Expression of Transposable Elements as Noncoding Transcripts

LeeAnn Ramsay, Guillaume Bourque

McGill University, Department of Human Genetics

Recent research has revealed that a large proportion of long non-coding RNAs (lncRNAs) are derived from transposable elements (TEs). Several of these repeat-derived lncRNAs have experimentally validated functions. For example the human endogenous retrovirus subfamily H (HERV-H) is specifically expressed in human embryonic stem cells, and it is required for maintaining stem cell pluripotency.

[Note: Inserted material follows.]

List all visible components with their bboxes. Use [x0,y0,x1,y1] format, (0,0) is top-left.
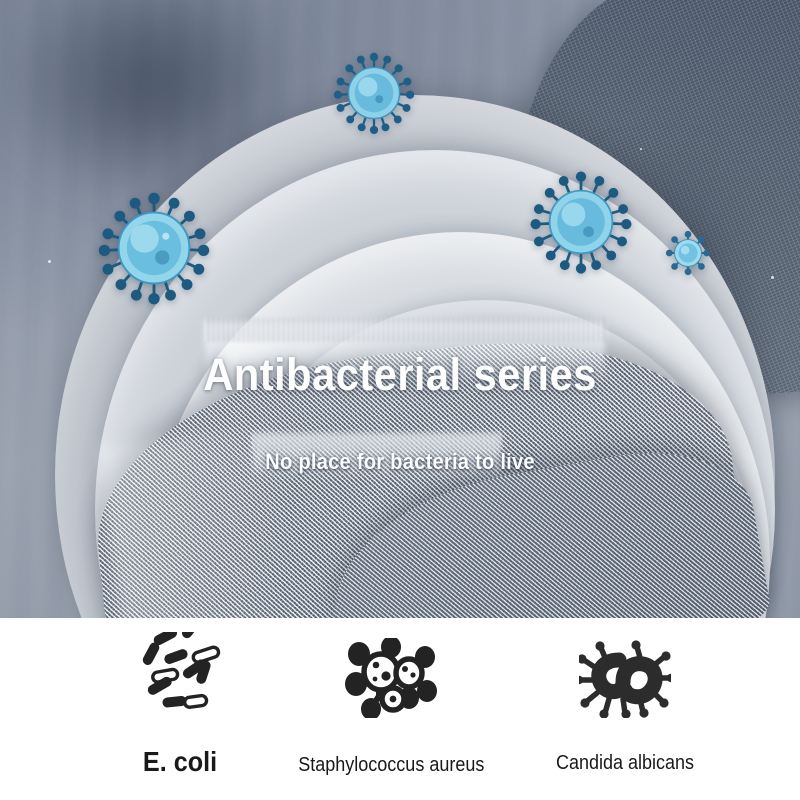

Using bioinformatic techniques we aim to identify repeat-derived lncRNAs whose sequence and expression data are conserved in primate species. Since sequence and expression conservation are good indicators of functionality our goal is to identify TE-derived lncRNAs which show a potential for function based on their conservation. The analysis is performed on RNA-seq data from induced pluripotent stem cells of 4 primates species (human, chimpanzee, gorilla, and rhesus). In this analysis we first identify conserved TEs using pairwise alignments between species. This revealed that over 80% of transposable elements in non-human primates have homologous sequences in human. Next we examined the expression pattern of transposable elements before overlaying this data with lncRNA annotations. The expression of these regions are compared between the primate species. We found there is conservation in the expression pattern of repeat classes in primate species. In addition, over 80% of repeats expressed in human have orthologous regions in chimpanzee, and about 70% in gorilla and rhesus. In identifying conserved repeat-derived lncRNAs we hope to narrow the list of interesting non-coding transcripts, which could be functionally validated in a lab setting.